Funny thing is, I really don't like Chocolate Chip cookies.
I know, the horror...
But I don't. I can eat them straight out of the oven, when the chocolate burns my tongue, but let them cool, and I can leave them alone and lonely.
However, this cookie recipe, well, I have to admit to having a hard time leaving them alone. But usually one, OK, maybe two cookies beats my craving for a cookie.
Grand Slam Cookies
- 2 sticks butter (1/2 lb.)
- 1 1/2 cups white sugar
- 2 tablespoons molasses
- 2 eggs
- 1-2 tablespoons Kahlua or Vanilla Extract
- 4 cups Old Fashioned Oats (not the quick cook kind)
- 1 cup AP flour (I like using Self Rising flour, omit the BP if using Self Rising flour)
- 1 tsp. Baking Powder
- 3/4 Cup Milk Chocolate Chips
- 3/4 Cup Semi-Sweet Chocolate Chips
- 3/4 Cup Peanut Butter Chips
- 3/4 Cup Butterscotch Chips
- Put the butter and sugars into the mixing bowl of the stand mixer and mix, mix, mix it until the sugar has broken down, and gotten nice and light. Add the molasses next, then add the eggs, and again, beat it. Add the Kahlua or your nice homemade Vanilla extract and beat them a little more. Then fold in the flour and then the oatmeal. And here's where it gets fun. Add 3/4 cups of each of the following. Semi Sweet Chocolate Chips, Peanut Butter Chips, Milk Chocolate Chips and Butterscotch Chips Mix together, and form into a roll or just scoop up a generous spoonful or two,(ice cream scoops work well here), place them a little ways apart on a silpat or parchment lined cookie sheet, flatten them a little with a greased fork and bake at 350 degrees for about 15 minutes or until the cookies are done. Let them cool a little while on the cookie sheet before putting them on the cooling rack. Cause they tend to break apart and then you have to eat the evidence. Makes about 5 dozen cookies, depending on size. Today, I only baked off 2 dozen of the cookies, I used my little scoop and portioned out the rest and those little balls of goodness are taking a rest in the freezer. That way, if, well, OK, the next time I get a craving for a cookie, all I have to do is bring them out of the freezer, put them on a cookie sheet while the oven heats up, and then bake them off.

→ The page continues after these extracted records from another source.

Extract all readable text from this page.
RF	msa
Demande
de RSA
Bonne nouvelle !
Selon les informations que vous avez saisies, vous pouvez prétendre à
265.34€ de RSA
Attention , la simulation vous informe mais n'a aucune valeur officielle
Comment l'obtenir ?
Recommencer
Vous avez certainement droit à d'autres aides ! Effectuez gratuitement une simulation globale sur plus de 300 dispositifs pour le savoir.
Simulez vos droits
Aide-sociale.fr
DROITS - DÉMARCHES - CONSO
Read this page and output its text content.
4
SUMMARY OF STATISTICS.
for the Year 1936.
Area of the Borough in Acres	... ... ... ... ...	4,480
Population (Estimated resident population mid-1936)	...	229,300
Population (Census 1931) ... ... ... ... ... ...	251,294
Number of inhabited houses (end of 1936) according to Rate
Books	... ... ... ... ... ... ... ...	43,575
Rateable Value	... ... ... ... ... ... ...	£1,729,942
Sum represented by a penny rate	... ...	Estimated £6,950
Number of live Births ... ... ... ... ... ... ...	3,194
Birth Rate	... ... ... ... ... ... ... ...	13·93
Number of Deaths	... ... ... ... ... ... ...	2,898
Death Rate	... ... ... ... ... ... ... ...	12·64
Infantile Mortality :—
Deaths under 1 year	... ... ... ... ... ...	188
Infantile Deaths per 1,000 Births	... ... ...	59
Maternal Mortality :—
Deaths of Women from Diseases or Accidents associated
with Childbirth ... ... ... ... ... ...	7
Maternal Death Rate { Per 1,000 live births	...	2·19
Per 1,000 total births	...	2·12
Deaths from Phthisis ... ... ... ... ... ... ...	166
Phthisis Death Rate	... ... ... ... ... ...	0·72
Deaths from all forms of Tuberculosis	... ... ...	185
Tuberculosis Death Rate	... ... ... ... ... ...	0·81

I"m ready for Santa. Got my cookies, got the milk, now I just have to wait.
You think the milk will last that long?
I did drink the milk. And ate the cookies, but I've got more in the freezer, ready to bake up fresh for Santa.
I discovered that if you charcoal a marshmallow over a fire and then put it on the cookie, it does a great job of pretending it's a Smore.